The Savoy Theatre was designed by C.J. Phipps and was first opened in 1881. Situated on the River Thames- the famous Savoy Hotel was built opposite eight years later. The Hotel and Theatre were funded almost exclusively by profits generated by Gilbert and Sullivan operettas. The main entrance was originally positioned on the Embankment but was moved in 1902 to the Savoy Court- which is shared by both the hotel and the theatre.
The Savoy frequently staged the Gilbert and Sullivan operettas during its early life that had funded the building of the theatre itself, in recent years a revival of these shows have been met with huge success.
The Savoy Theatre was the first building in the world to be lit by electric lighting. The Savoy Court is the only road in Britain where drivers are required to drive on the right-hand side of the road.

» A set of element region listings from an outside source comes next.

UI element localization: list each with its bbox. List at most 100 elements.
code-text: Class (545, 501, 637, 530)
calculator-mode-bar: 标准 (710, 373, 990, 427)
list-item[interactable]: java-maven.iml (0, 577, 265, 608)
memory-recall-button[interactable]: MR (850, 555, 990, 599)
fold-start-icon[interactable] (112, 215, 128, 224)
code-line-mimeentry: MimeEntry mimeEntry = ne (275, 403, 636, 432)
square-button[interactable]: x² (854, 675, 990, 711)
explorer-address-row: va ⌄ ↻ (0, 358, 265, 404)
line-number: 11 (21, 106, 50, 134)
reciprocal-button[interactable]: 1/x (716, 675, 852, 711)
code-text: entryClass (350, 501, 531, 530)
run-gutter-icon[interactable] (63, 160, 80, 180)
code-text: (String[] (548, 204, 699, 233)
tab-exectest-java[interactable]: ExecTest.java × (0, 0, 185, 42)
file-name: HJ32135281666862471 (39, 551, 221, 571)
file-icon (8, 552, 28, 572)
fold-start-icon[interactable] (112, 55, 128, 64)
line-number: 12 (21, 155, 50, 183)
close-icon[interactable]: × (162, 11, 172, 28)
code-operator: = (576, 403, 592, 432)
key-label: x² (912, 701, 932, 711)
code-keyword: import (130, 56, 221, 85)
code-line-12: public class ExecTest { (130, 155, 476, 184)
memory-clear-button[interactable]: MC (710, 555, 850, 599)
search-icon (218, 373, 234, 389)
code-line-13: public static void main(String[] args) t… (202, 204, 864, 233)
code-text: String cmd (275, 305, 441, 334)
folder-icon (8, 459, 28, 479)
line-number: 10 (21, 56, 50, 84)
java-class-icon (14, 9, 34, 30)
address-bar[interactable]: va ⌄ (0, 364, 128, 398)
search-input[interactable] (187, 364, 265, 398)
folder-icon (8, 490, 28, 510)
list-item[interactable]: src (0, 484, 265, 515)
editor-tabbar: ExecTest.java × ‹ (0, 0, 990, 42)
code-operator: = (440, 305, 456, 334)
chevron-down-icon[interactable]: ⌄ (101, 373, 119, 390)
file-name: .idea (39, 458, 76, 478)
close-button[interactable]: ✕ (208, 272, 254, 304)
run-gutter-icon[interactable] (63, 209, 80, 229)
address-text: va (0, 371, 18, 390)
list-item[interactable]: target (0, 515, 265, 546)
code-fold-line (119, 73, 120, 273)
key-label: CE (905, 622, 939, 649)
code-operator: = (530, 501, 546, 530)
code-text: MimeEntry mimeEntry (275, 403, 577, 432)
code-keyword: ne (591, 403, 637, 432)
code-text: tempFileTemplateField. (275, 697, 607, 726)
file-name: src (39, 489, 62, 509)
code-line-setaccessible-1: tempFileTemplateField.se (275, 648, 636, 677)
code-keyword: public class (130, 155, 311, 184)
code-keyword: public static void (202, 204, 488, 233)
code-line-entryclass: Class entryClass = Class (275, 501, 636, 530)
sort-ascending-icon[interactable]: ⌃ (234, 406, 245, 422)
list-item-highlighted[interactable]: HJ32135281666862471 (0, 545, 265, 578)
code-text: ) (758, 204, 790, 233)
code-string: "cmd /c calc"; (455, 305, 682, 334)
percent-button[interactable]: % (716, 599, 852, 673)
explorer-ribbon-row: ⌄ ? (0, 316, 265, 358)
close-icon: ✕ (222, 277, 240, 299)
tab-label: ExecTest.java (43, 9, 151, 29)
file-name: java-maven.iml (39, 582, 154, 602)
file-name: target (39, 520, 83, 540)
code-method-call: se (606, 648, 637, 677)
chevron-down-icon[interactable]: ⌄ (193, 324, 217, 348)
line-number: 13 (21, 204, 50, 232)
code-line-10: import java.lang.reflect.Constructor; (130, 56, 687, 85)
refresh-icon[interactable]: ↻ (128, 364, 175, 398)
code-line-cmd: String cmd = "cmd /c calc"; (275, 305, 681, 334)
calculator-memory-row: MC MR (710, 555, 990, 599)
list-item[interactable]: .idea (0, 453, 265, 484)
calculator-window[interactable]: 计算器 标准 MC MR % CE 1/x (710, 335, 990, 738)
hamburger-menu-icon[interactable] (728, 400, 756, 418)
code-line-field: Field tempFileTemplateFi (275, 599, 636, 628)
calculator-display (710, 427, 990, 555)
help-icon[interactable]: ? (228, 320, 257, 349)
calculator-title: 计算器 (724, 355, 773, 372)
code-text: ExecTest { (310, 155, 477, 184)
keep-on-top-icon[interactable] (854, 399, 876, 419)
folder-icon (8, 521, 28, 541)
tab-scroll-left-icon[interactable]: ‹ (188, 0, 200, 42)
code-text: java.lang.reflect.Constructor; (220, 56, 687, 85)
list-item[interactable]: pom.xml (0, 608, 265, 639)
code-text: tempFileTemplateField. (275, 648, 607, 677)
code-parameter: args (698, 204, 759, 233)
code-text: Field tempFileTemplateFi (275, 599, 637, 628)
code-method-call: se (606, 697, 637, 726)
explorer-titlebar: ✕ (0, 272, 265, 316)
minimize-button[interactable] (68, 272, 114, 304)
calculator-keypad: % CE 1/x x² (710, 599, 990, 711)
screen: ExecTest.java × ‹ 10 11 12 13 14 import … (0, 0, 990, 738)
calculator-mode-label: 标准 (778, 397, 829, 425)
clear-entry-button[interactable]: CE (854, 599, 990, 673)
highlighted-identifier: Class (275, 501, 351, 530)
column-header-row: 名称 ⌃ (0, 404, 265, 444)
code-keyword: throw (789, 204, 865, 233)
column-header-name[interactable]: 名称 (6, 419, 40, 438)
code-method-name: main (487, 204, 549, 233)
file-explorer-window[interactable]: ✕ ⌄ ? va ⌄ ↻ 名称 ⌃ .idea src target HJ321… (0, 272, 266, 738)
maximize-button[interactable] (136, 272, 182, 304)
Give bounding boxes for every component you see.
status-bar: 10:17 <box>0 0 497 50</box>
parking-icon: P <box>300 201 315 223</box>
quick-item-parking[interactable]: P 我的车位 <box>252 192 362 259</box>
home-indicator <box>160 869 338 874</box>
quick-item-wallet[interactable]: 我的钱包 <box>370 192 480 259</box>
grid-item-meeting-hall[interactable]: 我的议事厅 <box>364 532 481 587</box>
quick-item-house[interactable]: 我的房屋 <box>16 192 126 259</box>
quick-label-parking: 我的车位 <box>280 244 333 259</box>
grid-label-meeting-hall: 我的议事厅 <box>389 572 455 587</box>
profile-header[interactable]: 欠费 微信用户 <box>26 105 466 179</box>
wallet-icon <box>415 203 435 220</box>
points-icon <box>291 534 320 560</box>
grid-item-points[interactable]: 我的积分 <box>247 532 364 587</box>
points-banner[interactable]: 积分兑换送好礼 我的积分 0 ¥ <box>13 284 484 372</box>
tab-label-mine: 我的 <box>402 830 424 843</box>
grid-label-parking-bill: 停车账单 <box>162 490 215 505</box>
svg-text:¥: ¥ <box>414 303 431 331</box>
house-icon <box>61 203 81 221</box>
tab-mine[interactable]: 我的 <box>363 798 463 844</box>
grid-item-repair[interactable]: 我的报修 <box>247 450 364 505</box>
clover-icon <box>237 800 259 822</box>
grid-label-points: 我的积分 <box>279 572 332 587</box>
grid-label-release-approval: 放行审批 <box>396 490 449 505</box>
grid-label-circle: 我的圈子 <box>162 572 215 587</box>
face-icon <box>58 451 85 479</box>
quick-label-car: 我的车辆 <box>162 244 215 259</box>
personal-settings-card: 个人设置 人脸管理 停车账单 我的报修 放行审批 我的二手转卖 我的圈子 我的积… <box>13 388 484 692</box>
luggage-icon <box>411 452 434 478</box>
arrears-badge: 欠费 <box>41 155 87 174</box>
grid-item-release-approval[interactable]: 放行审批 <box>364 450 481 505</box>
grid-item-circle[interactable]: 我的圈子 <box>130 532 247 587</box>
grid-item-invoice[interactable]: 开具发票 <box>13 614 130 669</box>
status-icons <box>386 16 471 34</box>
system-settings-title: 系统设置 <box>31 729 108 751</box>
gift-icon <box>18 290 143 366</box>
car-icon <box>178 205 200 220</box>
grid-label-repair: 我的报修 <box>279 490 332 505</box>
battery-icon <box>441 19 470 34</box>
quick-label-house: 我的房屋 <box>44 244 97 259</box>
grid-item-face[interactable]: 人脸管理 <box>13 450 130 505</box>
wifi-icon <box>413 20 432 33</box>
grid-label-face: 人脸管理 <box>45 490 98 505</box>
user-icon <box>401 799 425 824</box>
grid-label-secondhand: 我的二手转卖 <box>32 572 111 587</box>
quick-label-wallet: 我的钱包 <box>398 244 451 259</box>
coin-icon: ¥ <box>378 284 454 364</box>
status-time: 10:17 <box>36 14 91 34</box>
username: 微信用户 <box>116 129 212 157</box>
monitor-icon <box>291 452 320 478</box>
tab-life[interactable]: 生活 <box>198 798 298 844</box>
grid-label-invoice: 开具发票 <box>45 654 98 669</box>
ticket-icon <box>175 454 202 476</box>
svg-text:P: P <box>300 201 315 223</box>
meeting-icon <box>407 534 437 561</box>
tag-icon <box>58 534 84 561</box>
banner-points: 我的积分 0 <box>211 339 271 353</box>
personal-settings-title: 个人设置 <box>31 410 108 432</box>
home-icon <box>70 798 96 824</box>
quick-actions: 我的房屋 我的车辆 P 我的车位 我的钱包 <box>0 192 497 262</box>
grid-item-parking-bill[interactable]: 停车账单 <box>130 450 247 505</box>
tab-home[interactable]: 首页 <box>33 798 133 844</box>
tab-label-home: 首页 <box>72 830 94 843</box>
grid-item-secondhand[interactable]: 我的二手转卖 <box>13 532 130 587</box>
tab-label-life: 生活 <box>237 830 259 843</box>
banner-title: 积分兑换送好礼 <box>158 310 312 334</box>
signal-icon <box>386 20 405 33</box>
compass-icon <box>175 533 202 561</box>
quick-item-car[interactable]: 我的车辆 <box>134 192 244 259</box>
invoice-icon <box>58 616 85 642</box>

In 1903 the theatre was closed for a complete internal rebuild- overseen by architect Frank Tugwell. The rebuild took only four months and the theatre was reopened in October of 1903.
A huge fire swept through the Savoy Theatre in 1990- causing extensive damage, though no lives were lost and the neighbouring Savoy Hotel escaped unscathed. The responsibility of rebuilding the theatre fell to architect Sir William Whitfield- who remained faithful to Tugwell’s Art Deco creation. The theatre was reopened in 1993.